FedEx's Fred Smith has expressed optimism about the economy recovering from the coronavirus outbreak. (Mike Brown/The Commercial Appeal)

FedEx’s international business has been in a prolonged slump since 2018 as trade tensions between the U.S. and China swelled and economic activity in Europe slowed. Much of FedEx’s air cargo activity of late has focused on shipping personal protective equipment — the company has moved about 17,000 tons of PPE, Smith said, with much of that being done as part of public-private partnership Project Airbridge.

“On a daily basis we generally have about 15 or 16 flights across both the Pacific and the Atlantic,” he said. “So, in that sector, we have flown hundreds of hundreds of flights in and out of China all during this period of time."

On the ground, FedEx Ground has been the main beneficiary of the jump in e-commerce deliveries and its independent contractors are hiring “about 4,000 drivers a week,” Smith said.

Worker safety during COVID-19

FedEx is among the companies employing a large amount of essential, frontline workers who can’t do their jobs from home. Smith called FedEx’s frontline employees “the heroes out there” during the pandemic.

Host Michael Duffy, The Washington Post’s Opinions Editor at Large, asked Smith what steps have been taken to keep employees at FedEx Express’ Newark hub safe since five of its workers died of COVID-19, which an investigation by The Commercial Appeal and The Bergen Record revealed.

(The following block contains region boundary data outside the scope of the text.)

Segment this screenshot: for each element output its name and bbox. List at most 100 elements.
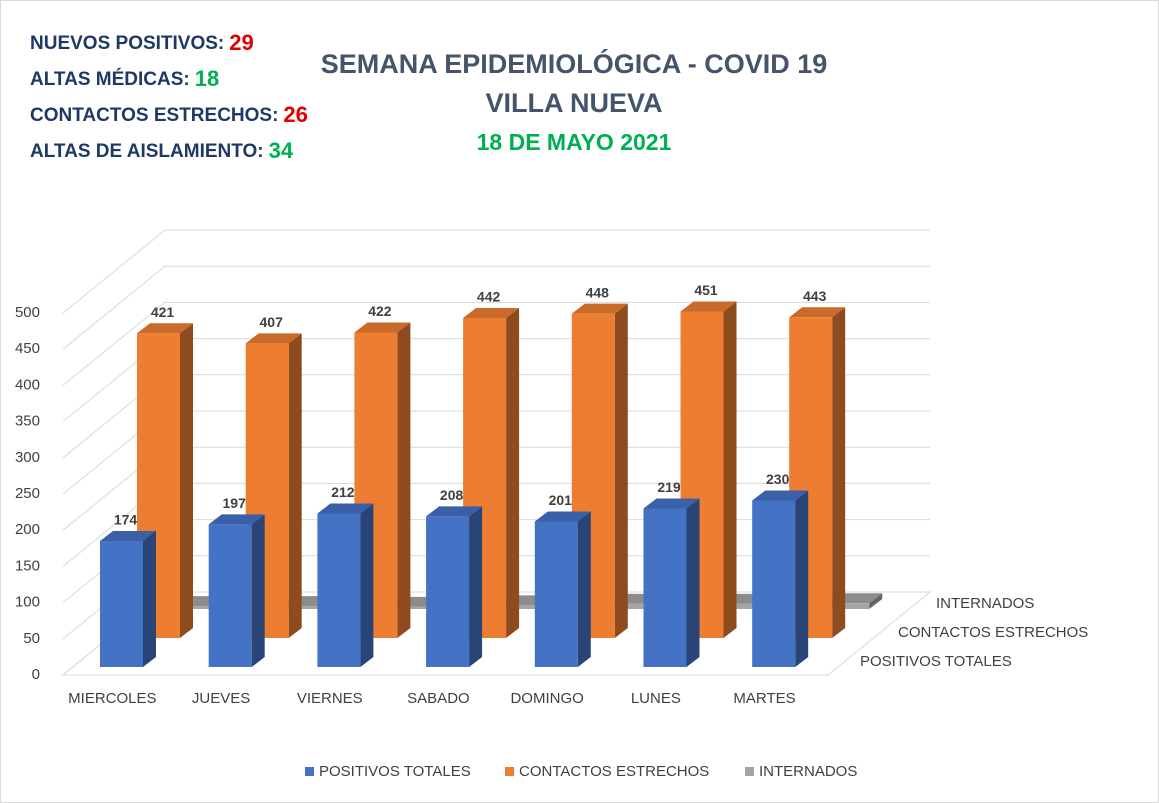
bar bbox=[500, 605, 544, 609]
bar bbox=[391, 606, 435, 609]
stat-label: NUEVOS POSITIVOS: bbox=[30, 33, 224, 54]
bar-top bbox=[100, 531, 156, 542]
bar-top bbox=[643, 498, 700, 509]
x-tick-label: VIERNES bbox=[297, 690, 363, 707]
bar-side bbox=[397, 322, 411, 638]
value-label: 212 bbox=[331, 484, 355, 500]
legend-swatch bbox=[505, 767, 514, 776]
bar-side bbox=[832, 307, 846, 638]
y-tick-label: 300 bbox=[15, 449, 40, 466]
y-tick-label: 500 bbox=[15, 304, 40, 321]
value-label: 442 bbox=[477, 289, 501, 305]
bar-top bbox=[789, 307, 846, 318]
stat-label: ALTAS DE AISLAMIENTO: bbox=[30, 141, 264, 162]
bar-top bbox=[137, 323, 193, 334]
chart-title: SEMANA EPIDEMIOLÓGICA - COVID 19 bbox=[321, 48, 828, 79]
y-tick-label: 50 bbox=[23, 630, 40, 647]
value-label: 230 bbox=[766, 471, 790, 487]
stat: NUEVOS POSITIVOS: 29 bbox=[30, 30, 254, 55]
bar bbox=[608, 603, 652, 609]
bar-side bbox=[869, 593, 883, 609]
bar bbox=[643, 508, 687, 667]
y-tick-label: 100 bbox=[15, 594, 40, 611]
x-tick-label: MARTES bbox=[733, 690, 795, 707]
bar-top bbox=[534, 511, 591, 522]
x-tick-label: SABADO bbox=[407, 690, 470, 707]
value-label: 208 bbox=[440, 487, 464, 503]
chart-date: 18 DE MAYO 2021 bbox=[477, 129, 672, 155]
x-tick-label: JUEVES bbox=[192, 690, 250, 707]
legend-swatch bbox=[305, 767, 314, 776]
bar bbox=[317, 513, 361, 667]
value-label: 219 bbox=[657, 479, 681, 495]
bar bbox=[752, 500, 796, 667]
bar bbox=[100, 541, 143, 667]
bar-top bbox=[208, 514, 265, 525]
y-tick-label: 400 bbox=[15, 376, 40, 393]
stat: ALTAS MÉDICAS: 18 bbox=[30, 66, 219, 91]
legend-label: INTERNADOS bbox=[759, 763, 857, 780]
bar-side bbox=[288, 333, 302, 638]
stat: ALTAS DE AISLAMIENTO: 34 bbox=[30, 138, 294, 163]
y-tick-label: 200 bbox=[15, 521, 40, 538]
chart-subtitle: VILLA NUEVA bbox=[485, 88, 662, 118]
bar-top bbox=[571, 303, 628, 314]
stat-value: 29 bbox=[229, 30, 253, 55]
bar-top bbox=[752, 490, 809, 501]
bar bbox=[717, 603, 761, 609]
bar-side bbox=[251, 514, 265, 667]
depth-label: POSITIVOS TOTALES bbox=[860, 653, 1012, 670]
bar bbox=[534, 521, 578, 667]
y-tick-label: 350 bbox=[15, 413, 40, 430]
value-label: 174 bbox=[114, 512, 138, 528]
bar bbox=[282, 606, 326, 609]
y-tick-label: 150 bbox=[15, 557, 40, 574]
y-tick-label: 450 bbox=[15, 340, 40, 357]
bar bbox=[174, 606, 217, 609]
bar-top bbox=[317, 503, 374, 514]
bar-top bbox=[463, 307, 520, 318]
bar bbox=[826, 603, 870, 609]
bar-side bbox=[506, 307, 520, 638]
bar bbox=[426, 516, 470, 667]
x-tick-label: MIERCOLES bbox=[68, 690, 156, 707]
bar-side bbox=[469, 506, 483, 667]
stat: CONTACTOS ESTRECHOS: 26 bbox=[30, 102, 308, 127]
bar-top bbox=[426, 506, 483, 517]
bar-side bbox=[180, 323, 193, 638]
bar-top bbox=[680, 301, 737, 312]
value-label: 421 bbox=[151, 304, 175, 320]
bar-side bbox=[577, 511, 591, 667]
bar-side bbox=[795, 490, 809, 667]
grid-line bbox=[62, 229, 930, 314]
value-label: 201 bbox=[549, 492, 573, 508]
stat-value: 26 bbox=[283, 102, 307, 127]
stat-value: 18 bbox=[195, 66, 219, 91]
bar-side bbox=[143, 531, 156, 667]
value-label: 407 bbox=[260, 314, 284, 330]
bar-top bbox=[354, 322, 411, 333]
grid-line bbox=[62, 301, 930, 386]
stat-label: ALTAS MÉDICAS: bbox=[30, 68, 190, 90]
depth-label: INTERNADOS bbox=[936, 595, 1034, 612]
y-tick-label: 0 bbox=[32, 666, 40, 683]
x-tick-label: DOMINGO bbox=[510, 690, 583, 707]
bar-top bbox=[245, 333, 302, 344]
legend-label: POSITIVOS TOTALES bbox=[319, 763, 471, 780]
bar-side bbox=[360, 503, 374, 667]
stat-value: 34 bbox=[269, 138, 294, 163]
y-tick-label: 250 bbox=[15, 485, 40, 502]
bar-side bbox=[614, 303, 628, 638]
bar-side bbox=[723, 301, 737, 638]
value-label: 448 bbox=[586, 284, 610, 300]
value-label: 422 bbox=[368, 303, 392, 319]
legend-label: CONTACTOS ESTRECHOS bbox=[519, 763, 709, 780]
depth-label: CONTACTOS ESTRECHOS bbox=[898, 624, 1088, 641]
bar bbox=[208, 524, 252, 667]
bar-side bbox=[686, 498, 700, 667]
legend-swatch bbox=[745, 767, 754, 776]
stat-label: CONTACTOS ESTRECHOS: bbox=[30, 105, 278, 126]
value-label: 197 bbox=[223, 495, 247, 511]
grid-line bbox=[62, 265, 930, 350]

Debbie Hyman is the sister of Pamela Pope, a FedEx worker in New Jersey, who died after contracting COVID-19.

Smith said FedEx’s experience at the Newark hub “is actually slightly better, as best that we can tell, than what the community itself is experiencing” in terms of COVID-19.

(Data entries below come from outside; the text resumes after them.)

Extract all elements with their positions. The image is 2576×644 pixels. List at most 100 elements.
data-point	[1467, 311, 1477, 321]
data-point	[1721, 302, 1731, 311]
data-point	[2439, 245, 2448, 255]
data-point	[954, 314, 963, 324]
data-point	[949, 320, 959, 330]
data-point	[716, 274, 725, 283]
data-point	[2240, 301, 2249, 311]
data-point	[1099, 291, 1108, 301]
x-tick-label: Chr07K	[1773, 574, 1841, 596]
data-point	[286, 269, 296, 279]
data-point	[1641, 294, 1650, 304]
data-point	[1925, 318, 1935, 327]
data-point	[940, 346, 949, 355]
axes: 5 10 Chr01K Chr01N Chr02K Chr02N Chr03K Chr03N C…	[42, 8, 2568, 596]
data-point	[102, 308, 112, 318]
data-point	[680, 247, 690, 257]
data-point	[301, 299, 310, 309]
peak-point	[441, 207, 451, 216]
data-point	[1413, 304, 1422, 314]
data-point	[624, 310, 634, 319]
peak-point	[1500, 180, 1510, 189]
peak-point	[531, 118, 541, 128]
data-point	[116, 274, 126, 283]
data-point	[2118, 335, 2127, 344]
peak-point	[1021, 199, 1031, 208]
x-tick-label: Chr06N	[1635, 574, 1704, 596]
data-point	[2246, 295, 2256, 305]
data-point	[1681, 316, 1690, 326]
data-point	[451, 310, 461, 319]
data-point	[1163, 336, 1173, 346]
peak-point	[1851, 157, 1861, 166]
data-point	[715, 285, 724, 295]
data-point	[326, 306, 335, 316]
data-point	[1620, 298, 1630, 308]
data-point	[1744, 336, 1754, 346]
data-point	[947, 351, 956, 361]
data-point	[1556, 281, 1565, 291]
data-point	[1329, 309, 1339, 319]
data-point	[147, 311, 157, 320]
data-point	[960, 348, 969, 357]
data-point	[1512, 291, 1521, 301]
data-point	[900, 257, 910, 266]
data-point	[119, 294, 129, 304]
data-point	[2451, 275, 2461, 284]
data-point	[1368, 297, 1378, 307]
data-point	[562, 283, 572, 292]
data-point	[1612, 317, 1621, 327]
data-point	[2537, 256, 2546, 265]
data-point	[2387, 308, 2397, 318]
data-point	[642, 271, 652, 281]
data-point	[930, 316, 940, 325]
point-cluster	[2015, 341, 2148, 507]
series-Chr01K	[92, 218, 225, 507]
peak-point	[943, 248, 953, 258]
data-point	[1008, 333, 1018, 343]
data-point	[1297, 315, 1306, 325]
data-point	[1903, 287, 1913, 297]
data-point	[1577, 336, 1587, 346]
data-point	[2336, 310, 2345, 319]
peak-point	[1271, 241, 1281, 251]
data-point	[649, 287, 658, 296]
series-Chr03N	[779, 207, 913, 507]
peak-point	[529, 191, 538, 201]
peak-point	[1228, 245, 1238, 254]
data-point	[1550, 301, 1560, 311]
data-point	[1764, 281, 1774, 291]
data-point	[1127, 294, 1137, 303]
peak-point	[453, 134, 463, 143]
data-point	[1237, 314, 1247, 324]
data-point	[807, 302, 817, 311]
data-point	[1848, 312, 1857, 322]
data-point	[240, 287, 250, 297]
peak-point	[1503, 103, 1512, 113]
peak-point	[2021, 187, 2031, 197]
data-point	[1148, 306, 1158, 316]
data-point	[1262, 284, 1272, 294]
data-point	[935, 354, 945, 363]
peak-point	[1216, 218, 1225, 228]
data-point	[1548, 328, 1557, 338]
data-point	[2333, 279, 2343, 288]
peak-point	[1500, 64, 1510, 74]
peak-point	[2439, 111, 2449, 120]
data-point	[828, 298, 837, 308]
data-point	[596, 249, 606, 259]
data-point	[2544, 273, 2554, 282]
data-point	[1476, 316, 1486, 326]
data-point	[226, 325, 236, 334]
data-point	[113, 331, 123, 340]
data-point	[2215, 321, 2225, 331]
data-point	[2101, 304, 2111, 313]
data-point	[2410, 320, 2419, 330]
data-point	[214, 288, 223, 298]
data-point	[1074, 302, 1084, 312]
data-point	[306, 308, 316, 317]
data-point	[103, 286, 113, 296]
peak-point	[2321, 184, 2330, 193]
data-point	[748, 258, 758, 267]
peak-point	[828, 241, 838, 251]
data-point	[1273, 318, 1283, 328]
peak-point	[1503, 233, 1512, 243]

He added that the company is following all the recommendations by the Centers for Disease Control and Prevention and the World Health Organization.

“Obviously, our hearts go out to everyone who’s been affected by COVID-19,” Smith said. “My best friend died of it three weeks ago, so it’s hit all of us. But I think as an essential business, there’s no way we can be divorced from the community issues that we work in, but I think that our folks have done everything humanly possible to keep our teammates safe.”

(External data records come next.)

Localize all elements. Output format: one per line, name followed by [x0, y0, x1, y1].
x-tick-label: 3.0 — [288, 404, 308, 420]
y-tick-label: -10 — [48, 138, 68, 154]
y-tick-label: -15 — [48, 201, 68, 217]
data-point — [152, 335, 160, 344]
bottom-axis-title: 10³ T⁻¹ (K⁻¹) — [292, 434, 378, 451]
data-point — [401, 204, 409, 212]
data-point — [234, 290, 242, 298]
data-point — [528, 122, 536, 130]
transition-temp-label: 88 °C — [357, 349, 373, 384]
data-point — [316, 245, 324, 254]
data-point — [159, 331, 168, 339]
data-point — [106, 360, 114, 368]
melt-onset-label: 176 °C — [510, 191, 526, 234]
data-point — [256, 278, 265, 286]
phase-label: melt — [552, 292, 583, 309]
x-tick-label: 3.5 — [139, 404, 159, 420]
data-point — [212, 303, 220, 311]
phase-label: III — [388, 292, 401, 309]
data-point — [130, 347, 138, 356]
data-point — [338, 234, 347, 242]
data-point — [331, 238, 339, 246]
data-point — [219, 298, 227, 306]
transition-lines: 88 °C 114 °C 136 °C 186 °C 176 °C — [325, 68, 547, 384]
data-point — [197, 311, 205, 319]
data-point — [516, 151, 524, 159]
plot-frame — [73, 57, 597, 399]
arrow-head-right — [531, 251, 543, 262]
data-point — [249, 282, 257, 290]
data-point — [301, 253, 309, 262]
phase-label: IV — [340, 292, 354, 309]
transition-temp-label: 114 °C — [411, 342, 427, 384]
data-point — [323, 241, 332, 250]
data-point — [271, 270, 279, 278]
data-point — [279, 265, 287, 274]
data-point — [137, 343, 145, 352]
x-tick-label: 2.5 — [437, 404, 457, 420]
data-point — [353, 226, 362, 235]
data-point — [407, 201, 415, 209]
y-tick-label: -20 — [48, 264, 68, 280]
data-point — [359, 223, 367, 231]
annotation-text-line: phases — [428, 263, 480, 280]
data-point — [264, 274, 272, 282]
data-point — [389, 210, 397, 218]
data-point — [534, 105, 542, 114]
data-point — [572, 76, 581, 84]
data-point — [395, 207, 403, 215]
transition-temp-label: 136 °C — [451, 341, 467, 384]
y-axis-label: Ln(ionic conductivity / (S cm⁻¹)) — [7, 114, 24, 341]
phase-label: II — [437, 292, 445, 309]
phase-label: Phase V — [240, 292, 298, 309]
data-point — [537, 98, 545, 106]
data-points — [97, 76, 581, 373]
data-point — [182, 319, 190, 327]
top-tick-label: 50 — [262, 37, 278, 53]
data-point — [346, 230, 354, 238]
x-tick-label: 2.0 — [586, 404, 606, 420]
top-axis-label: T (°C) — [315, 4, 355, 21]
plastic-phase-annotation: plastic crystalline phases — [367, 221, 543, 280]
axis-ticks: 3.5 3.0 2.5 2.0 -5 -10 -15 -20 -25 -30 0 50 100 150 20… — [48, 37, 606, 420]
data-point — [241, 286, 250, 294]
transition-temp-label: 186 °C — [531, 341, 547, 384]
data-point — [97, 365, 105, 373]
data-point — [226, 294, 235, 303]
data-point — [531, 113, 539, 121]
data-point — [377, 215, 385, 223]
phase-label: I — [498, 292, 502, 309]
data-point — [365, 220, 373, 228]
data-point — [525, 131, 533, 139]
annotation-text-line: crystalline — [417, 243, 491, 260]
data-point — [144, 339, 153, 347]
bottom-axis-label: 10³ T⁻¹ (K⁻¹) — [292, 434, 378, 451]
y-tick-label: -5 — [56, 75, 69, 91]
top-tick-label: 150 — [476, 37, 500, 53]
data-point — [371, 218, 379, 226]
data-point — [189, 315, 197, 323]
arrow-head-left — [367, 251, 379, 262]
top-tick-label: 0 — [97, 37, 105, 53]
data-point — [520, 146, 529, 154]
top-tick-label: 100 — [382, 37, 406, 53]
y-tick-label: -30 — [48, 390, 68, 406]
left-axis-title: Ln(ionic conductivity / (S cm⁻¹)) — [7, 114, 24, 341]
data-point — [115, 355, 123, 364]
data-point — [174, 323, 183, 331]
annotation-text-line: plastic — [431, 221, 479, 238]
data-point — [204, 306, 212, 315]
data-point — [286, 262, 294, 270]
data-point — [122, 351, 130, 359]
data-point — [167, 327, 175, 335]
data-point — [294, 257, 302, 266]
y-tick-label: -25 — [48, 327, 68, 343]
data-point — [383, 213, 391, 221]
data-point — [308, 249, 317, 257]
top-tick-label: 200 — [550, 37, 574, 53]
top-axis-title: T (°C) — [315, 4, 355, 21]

When asked about automating more of FedEx’s operations to lessen workers' potential exposure to disease, Smith said FedEx will continue to automate more of its operations over time. Still, FedEx Express operations require “more manual intensity” than the heavily automated FedEx Ground facilities as its cargo moves between airplanes and ramps, he said.

Smith optimistic about economic activity

The FedEx founder said he’s optimistic about an economic recovery because FedEx has seen economic activity still occurring “at a very high level” — just at home. People are ordering many goods online which allow them “to live unchanged” outside of social activities, according to Smith.

E-commerce deliveries had already been a growing piece of FedEx’s business, and the company has expanded its Ground home delivery schedule to include Sundays and allowing FedEx Express to hand off some of its last-mile deliveries to Ground.

Despite the growth in online orders, millions in the U.S. have lost their jobs and the Federal Reserve Chair said there’s a risk the pandemic could cause “prolonged recession and weak recovery,” USA Today reported. Smith said he’s optimistic there is enough business activity for the economy to build on going forward, but he isn’t sure if the economy’s recovery will be U-shaped (a slow recovery) or L-shaped (a prolonged downturn).

“That’s why I’m a bit more optimistic, perhaps, than other people are because we’re seeing that economic activity at a very high level continuing,” Smith said.